Q: Can lenders maintain their current panel while working with an AMC?
A: Yes. Lenders can maintain their current appraiser and data collector panel as long as they comply with AIR and PDCIR. Taking a hybrid approach might take the form of adopting the AMC’s technology but not its panel management, or handing off volume outside of the lender’s key geographic footprint or area of expertise. Or the lender might, in addition to tapping into an AMC’s technology, engage the AMC to manage their appraiser panel. This type of arrangement frees the lender of duties associated with appraiser recruitment, screening, onboarding, oversight, score-carding, auditing, etc.

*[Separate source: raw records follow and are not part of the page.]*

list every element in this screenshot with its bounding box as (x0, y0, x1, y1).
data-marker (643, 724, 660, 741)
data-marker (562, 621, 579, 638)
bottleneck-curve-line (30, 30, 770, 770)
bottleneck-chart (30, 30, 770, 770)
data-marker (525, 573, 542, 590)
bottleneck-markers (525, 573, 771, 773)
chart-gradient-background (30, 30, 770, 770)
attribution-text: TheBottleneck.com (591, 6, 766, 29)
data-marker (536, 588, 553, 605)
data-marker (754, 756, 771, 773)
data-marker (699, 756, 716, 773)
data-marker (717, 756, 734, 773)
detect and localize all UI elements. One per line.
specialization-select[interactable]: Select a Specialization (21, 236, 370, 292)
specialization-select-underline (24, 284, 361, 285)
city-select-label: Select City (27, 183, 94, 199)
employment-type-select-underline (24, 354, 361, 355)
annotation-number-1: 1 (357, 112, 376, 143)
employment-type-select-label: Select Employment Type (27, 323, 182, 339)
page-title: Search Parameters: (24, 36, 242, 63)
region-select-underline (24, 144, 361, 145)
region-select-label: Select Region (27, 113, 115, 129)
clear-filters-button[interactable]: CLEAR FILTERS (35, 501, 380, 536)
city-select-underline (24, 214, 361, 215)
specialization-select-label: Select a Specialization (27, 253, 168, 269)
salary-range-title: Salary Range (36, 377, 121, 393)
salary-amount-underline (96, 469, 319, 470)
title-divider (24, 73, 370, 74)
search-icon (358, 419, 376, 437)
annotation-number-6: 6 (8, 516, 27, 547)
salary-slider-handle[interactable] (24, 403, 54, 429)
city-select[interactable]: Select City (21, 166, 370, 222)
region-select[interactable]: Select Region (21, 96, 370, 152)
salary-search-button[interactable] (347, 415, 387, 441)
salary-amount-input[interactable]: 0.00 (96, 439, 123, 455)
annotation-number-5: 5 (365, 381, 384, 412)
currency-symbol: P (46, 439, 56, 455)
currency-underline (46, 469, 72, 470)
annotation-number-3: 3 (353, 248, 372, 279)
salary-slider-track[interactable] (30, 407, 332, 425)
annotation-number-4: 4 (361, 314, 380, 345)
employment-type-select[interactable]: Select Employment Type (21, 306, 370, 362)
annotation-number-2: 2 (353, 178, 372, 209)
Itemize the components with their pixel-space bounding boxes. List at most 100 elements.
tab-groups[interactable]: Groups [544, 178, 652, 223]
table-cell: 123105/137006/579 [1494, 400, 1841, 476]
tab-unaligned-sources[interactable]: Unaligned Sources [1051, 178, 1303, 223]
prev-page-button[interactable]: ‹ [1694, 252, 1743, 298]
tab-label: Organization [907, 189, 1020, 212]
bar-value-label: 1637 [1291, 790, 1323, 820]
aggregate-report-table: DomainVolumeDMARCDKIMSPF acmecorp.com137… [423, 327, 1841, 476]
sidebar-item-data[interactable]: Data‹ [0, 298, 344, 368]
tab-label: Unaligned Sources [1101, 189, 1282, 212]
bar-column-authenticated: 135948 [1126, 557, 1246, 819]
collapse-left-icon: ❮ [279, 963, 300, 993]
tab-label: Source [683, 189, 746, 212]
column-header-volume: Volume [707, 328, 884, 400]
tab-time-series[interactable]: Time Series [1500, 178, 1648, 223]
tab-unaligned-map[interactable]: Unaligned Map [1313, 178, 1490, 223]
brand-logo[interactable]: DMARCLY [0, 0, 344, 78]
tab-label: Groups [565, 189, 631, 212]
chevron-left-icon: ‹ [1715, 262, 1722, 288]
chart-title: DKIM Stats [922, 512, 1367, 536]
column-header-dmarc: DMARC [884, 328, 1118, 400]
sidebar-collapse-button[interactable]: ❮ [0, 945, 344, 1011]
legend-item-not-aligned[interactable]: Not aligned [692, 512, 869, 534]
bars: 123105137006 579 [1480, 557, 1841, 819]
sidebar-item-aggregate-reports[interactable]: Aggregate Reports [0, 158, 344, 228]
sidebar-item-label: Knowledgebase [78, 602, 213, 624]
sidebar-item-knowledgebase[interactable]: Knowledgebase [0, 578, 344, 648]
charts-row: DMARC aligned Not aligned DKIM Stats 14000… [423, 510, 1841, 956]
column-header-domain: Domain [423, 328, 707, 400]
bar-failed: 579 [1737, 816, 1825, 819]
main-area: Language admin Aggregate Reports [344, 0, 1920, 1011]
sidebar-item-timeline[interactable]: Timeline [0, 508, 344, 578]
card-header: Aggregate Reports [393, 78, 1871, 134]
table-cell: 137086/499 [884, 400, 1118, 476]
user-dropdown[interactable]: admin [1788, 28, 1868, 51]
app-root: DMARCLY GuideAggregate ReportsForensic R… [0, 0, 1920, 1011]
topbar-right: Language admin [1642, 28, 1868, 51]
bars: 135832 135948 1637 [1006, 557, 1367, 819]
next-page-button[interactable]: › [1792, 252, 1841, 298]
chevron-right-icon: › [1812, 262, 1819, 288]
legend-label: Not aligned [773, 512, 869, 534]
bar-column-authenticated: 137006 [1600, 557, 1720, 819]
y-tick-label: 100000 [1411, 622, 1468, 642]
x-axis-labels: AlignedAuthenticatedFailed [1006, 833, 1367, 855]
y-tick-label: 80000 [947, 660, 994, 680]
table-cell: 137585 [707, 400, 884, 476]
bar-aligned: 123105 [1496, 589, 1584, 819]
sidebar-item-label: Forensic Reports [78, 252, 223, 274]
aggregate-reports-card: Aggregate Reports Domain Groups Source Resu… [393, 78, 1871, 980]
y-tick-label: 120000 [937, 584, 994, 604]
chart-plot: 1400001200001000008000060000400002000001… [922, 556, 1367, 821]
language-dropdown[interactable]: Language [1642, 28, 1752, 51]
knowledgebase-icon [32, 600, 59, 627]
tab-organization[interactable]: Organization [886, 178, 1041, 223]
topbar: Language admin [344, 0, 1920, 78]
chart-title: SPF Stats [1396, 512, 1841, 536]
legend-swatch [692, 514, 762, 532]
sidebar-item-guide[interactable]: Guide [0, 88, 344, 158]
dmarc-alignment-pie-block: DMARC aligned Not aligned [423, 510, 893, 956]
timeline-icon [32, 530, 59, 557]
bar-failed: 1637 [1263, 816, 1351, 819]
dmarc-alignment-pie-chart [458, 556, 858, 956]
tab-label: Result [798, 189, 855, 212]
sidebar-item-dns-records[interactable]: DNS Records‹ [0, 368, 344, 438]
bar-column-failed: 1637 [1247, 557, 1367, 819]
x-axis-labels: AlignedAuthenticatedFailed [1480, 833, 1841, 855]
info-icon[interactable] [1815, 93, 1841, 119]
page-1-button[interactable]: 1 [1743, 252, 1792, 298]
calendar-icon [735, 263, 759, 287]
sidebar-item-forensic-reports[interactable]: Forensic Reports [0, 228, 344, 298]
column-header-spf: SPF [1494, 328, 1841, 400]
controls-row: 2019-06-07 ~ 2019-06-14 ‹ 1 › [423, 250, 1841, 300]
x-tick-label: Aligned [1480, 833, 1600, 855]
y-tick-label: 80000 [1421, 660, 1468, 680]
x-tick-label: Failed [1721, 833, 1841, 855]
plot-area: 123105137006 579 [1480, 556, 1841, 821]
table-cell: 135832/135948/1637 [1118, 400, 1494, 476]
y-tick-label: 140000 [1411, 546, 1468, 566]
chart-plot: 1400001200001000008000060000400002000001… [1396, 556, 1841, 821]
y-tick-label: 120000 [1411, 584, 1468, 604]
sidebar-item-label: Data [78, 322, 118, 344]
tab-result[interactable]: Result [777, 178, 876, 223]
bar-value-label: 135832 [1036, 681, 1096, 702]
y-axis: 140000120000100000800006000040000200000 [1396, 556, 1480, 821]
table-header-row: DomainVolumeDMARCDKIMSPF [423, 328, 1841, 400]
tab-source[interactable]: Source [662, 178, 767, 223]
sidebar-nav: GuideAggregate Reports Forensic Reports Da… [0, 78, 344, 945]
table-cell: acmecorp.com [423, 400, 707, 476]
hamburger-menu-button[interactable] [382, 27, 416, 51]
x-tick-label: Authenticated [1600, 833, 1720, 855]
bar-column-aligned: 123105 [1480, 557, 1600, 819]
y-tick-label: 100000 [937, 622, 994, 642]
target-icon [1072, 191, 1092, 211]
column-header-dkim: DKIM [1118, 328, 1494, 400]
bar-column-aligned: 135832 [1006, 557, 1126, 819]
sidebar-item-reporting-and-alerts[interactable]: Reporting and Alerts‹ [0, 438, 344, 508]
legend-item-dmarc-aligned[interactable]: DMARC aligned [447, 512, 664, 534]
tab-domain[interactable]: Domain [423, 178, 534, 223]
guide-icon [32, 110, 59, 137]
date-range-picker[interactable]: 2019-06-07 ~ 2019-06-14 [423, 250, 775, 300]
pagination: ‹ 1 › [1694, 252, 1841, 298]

Q: Anything else lenders should know?
A: Working with a high-quality AMC offers advantages that go beyond AIR compliance. Lenders who work with ServiceLink, for example, benefit from not only our risk mitigation and regulatory compliance expertise, but also our:
- Technology and infrastructure, which drive efficiencies and customer satisfaction through advances such as real-time digital scheduling.
- Administrative oversight, which relieves the lender of the responsibilities and overhead related to maintaining and managing the appraiser panel.
- Scalable solutions, to prepare the lender for volume fluctuations related to dynamic market conditions.
- Diversity of expertise, as our deep talent pool includes experts in various property types, value ranges and geographies.